Monday, April 20, 2009

"Trina and Trina"

The profiles featured in Literary Journalism, “The American Man at Age Ten,” by Susan Orlean, and “Trina and Trina,” by Adrian Nicole LeBlanc, are strikingly different in terms of subject matter; their approaches, however, and the artful way in which each writer captures a greater cultural setting and a deeply personal, individualized story. The big picture and the small picture exist alongside each other, as expert storytelling and attention to detail intertwines, cooperatively playing the perspectives off of each other along the way.

Reading “Trina and Trina,” I was most impressed by the immediate surge of sympathy elicited by the description of Trina’s reality. That is, she was hooking herself, begging for money, going to cop crack, and living on the false logic that inducing her own vomiting would help keep her safe from AIDS. The poor girl was lost and her hopeless ignorance of the world was immediately heartbreaking and simultaneously endearing.

I tend to question the role of the narrator in pieces such as this. That being said, LeBlanc’s unapologetic justification for placing herself as a character within “Trina and Trina” was very much appreciated. She writes:

“Bolstered by our companionable road trips, I took a shortcut in trying to make sense out of her crazy life and mistook her traits for mine…The most important difference between us was that I’d been tracked for luck: I stayed dutiful and took the fight to my writing, while Trina, more feisty, less well-loved, and less well-equipped, took it to the street (212).”

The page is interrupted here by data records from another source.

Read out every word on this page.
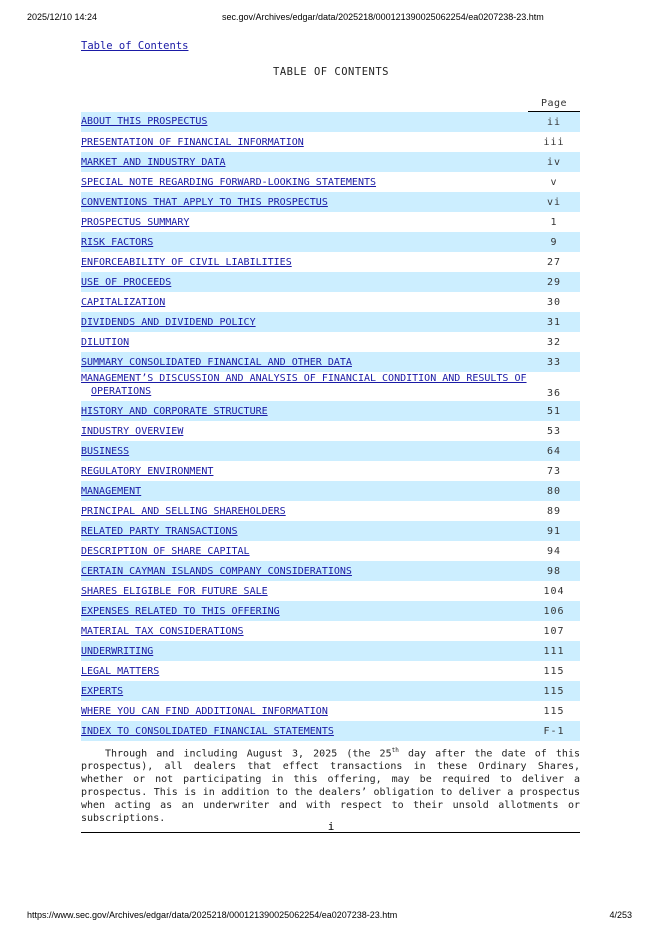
2025/12/10 14:24	sec.gov/Archives/edgar/data/2025218/000121390025062254/ea0207238-23.htm
Table of Contents
TABLE OF CONTENTS
	Page
ABOUT THIS PROSPECTUS	ii
PRESENTATION OF FINANCIAL INFORMATION	iii
MARKET AND INDUSTRY DATA	iv
SPECIAL NOTE REGARDING FORWARD-LOOKING STATEMENTS	v
CONVENTIONS THAT APPLY TO THIS PROSPECTUS	vi
PROSPECTUS SUMMARY	1
RISK FACTORS	9
ENFORCEABILITY OF CIVIL LIABILITIES	27
USE OF PROCEEDS	29
CAPITALIZATION	30
DIVIDENDS AND DIVIDEND POLICY	31
DILUTION	32
SUMMARY CONSOLIDATED FINANCIAL AND OTHER DATA	33
MANAGEMENT’S DISCUSSION AND ANALYSIS OF FINANCIAL CONDITION AND RESULTS OF
OPERATIONS	36
HISTORY AND CORPORATE STRUCTURE	51
INDUSTRY OVERVIEW	53
BUSINESS	64
REGULATORY ENVIRONMENT	73
MANAGEMENT	80
PRINCIPAL AND SELLING SHAREHOLDERS	89
RELATED PARTY TRANSACTIONS	91
DESCRIPTION OF SHARE CAPITAL	94
CERTAIN CAYMAN ISLANDS COMPANY CONSIDERATIONS	98
SHARES ELIGIBLE FOR FUTURE SALE	104
EXPENSES RELATED TO THIS OFFERING	106
MATERIAL TAX CONSIDERATIONS	107
UNDERWRITING	111
LEGAL MATTERS	115
EXPERTS	115
WHERE YOU CAN FIND ADDITIONAL INFORMATION	115
INDEX TO CONSOLIDATED FINANCIAL STATEMENTS	F-1
Through and including August 3, 2025 (the 25th day after the date of this prospectus), all dealers that effect transactions in these Ordinary Shares, whether or not participating in this offering, may be required to deliver a prospectus. This is in addition to the dealers’ obligation to deliver a prospectus when acting as an underwriter and with respect to their unsold allotments or subscriptions.
i
https://www.sec.gov/Archives/edgar/data/2025218/000121390025062254/ea0207238-23.htm	4/253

Such a candid explanation of her own role in Trina’s repeated intervention and mentorship, in addition to her willingness to appear vulnerable by explaining her shortcomings in rationale, provide a certain credibility to the narrator, perhaps compensating for her relative lack of street-smarts. A hard life is all the story’s subject ever knew.

The idea that Trina just never had a chance is made repeatedly, but still the hope that she will continue the fight is one that invests the reader in the narrative. The words uttered by Trina’s social worker—“she can’t get beyond that point and relate. There is an empty spot in that child that you can’t fill. You can’t move past that spot.”—are heart wrenching I found myself wishing against their truth and hoping for an alternative.

The quotes Orlean uses are powerful in their authenticity, and her decision to write the dialogue in such a way that Trina’s accent shines through further develops Trina’s character and depth of personality. After reading “Trina and Trina,” I will look to select quotes more carefully, placing them strategically in places where the story seems to be losing steam.